While the class is taught using the C programming language, the applicability of this topic is fairly universal; therefore, you should also be able to understand how data structures are used (and sometimes, hidden from us) in other programming languages.

Finally, when applicable, you will also become familiar with examples of common uses of data structures in open-source and proprietary software.

Our class will meet once per week for 4 hours. Class will typically consist of:

  • Basic overview of the subject matter / Q&A on reading.
  • Guided implementation of core concepts.
  • Self-guided lab work to expand upon core concepts.
  • Code review and wrapup.

Data Structures in C by Noel Kalicharan. Required.

The C Programming Language by Kernighan and Ritchie. Optional. This is a classic text that belongs in your personal library. It was not made required for this class only because we will be following Kalicharan more closely. Highly recommended.


  • You will attend every class. More than one absence (excused or unexcused) will jeopardize your standing in the course.
  • You will check-in all required assignments prior to the start of the class in which they are due.
  • You will be an attentive and positive contributor to class discussion and activities.
  • You will seek out help promptly if you are struggling or falling behind.
  • You will submit your own ideas and work. Academic dishonesty will not be tolerated, and will be passed along without exception to college authorities.


  • Class participation and attendance (40%).
  • Assignments and exercises (40%).
  • Mid-term, end-of-term in-class evaluation (20%).
For the third item above, you will take part in a design and programming challenge in-class. The format will consist of one or more open-ended problems that can be solved using the tools and techniques you have learned in class – any materials or references (including Google, etc.) may be used. Code and any documentation will be submitted at the end of class, and you will meet with me to review your work.

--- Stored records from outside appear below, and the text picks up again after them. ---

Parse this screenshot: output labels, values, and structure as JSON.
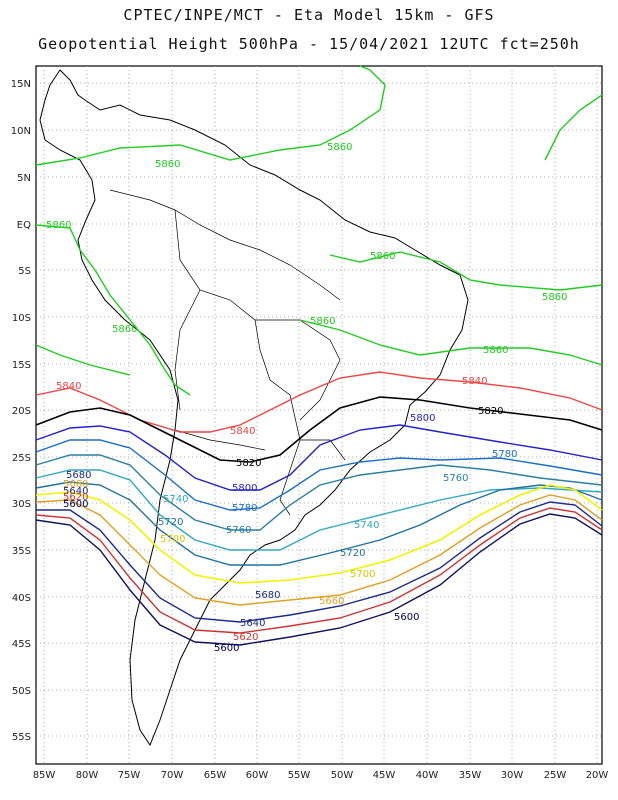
{
  "title_line1": "CPTEC/INPE/MCT -  Eta Model 15km - GFS",
  "title_line2": "Geopotential Height 500hPa - 15/04/2021 12UTC fct=250h",
  "lat_labels": [
    "15N",
    "10N",
    "5N",
    "EQ",
    "5S",
    "10S",
    "15S",
    "20S",
    "25S",
    "30S",
    "35S",
    "40S",
    "45S",
    "50S",
    "55S"
  ],
  "lon_labels": [
    "85W",
    "80W",
    "75W",
    "70W",
    "65W",
    "60W",
    "55W",
    "50W",
    "45W",
    "40W",
    "35W",
    "30W",
    "25W",
    "20W"
  ],
  "contour_labels": {
    "c5860": "5860",
    "c5840": "5840",
    "c5820": "5820",
    "c5800": "5800",
    "c5780": "5780",
    "c5760": "5760",
    "c5740": "5740",
    "c5720": "5720",
    "c5700": "5700",
    "c5680": "5680",
    "c5660": "5660",
    "c5640": "5640",
    "c5620": "5620",
    "c5600": "5600"
  },
  "colors": {
    "c5860": "#22cc22",
    "c5840": "#ee4444",
    "c5820": "#000000",
    "c5800": "#2222cc",
    "c5780": "#1a6ec8",
    "c5760": "#2a7f9f",
    "c5740": "#30a8c0",
    "c5720": "#2070a0",
    "c5700": "#f2f200",
    "c5680": "#e0a020",
    "c5660": "#1a2a8a",
    "c5640": "#cc3333",
    "c5620": "#101060",
    "c5600": "#000055"
  }
}
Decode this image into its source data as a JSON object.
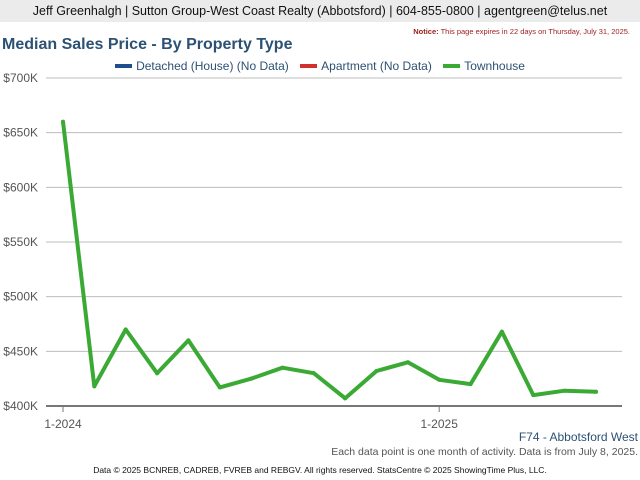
{
  "header": {
    "text": "Jeff Greenhalgh | Sutton Group-West Coast Realty (Abbotsford) | 604-855-0800 | agentgreen@telus.net"
  },
  "notice": {
    "label": "Notice:",
    "text": "This page expires in 22 days on Thursday, July 31, 2025."
  },
  "region": "F74 - Abbotsford West",
  "note": "Each data point is one month of activity. Data is from July 8, 2025.",
  "footer": "Data © 2025 BCNREB, CADREB, FVREB and REBGV. All rights reserved. StatsCentre © 2025 ShowingTime Plus, LLC.",
  "chart_data": {
    "type": "line",
    "title": "Median Sales Price - By Property Type",
    "ylim": [
      400000,
      700000
    ],
    "yticks": [
      {
        "value": 400000,
        "label": "$400K"
      },
      {
        "value": 450000,
        "label": "$450K"
      },
      {
        "value": 500000,
        "label": "$500K"
      },
      {
        "value": 550000,
        "label": "$550K"
      },
      {
        "value": 600000,
        "label": "$600K"
      },
      {
        "value": 650000,
        "label": "$650K"
      },
      {
        "value": 700000,
        "label": "$700K"
      }
    ],
    "x": [
      "2024-01",
      "2024-02",
      "2024-03",
      "2024-04",
      "2024-05",
      "2024-06",
      "2024-07",
      "2024-08",
      "2024-09",
      "2024-10",
      "2024-11",
      "2024-12",
      "2025-01",
      "2025-02",
      "2025-03",
      "2025-04",
      "2025-05",
      "2025-06"
    ],
    "xticks": [
      {
        "index": 0,
        "label": "1-2024"
      },
      {
        "index": 12,
        "label": "1-2025"
      }
    ],
    "grid": true,
    "legend_position": "top",
    "legend": [
      {
        "label": "Detached (House) (No Data)",
        "color": "#1f4e8c"
      },
      {
        "label": "Apartment (No Data)",
        "color": "#d0312d"
      },
      {
        "label": "Townhouse",
        "color": "#3aaa35"
      }
    ],
    "series": [
      {
        "name": "Townhouse",
        "color": "#3aaa35",
        "values": [
          660000,
          418000,
          470000,
          430000,
          460000,
          417000,
          425000,
          435000,
          430000,
          407000,
          432000,
          440000,
          424000,
          420000,
          468000,
          410000,
          414000,
          413000
        ]
      }
    ]
  }
}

If you are struggling in class, or would like to investigate a topic in greater depth, come see me. My office hours are listed on the top of this syllabus. I enjoy and look forward to meeting with you – some general guidance on making sure we are able to meet:

  • I strongly prefer email ( I am on it way too much, so you'll likely get a reply within 12 hours unless I am extremely busy.
  • If you would like to meet with me, please consult my schedule (located here) and propose a date and time that is not generally booked.
  • If you plan to drop by during my office hours, it doesn't hurt to email in advance - I like to know if you are planning to show up, and can also let you know if there might be a wait.
  • If you need to meet me outside of my office hours, 18 hours notice is strongly suggested.
Reading and Assignments will be disseminated in class.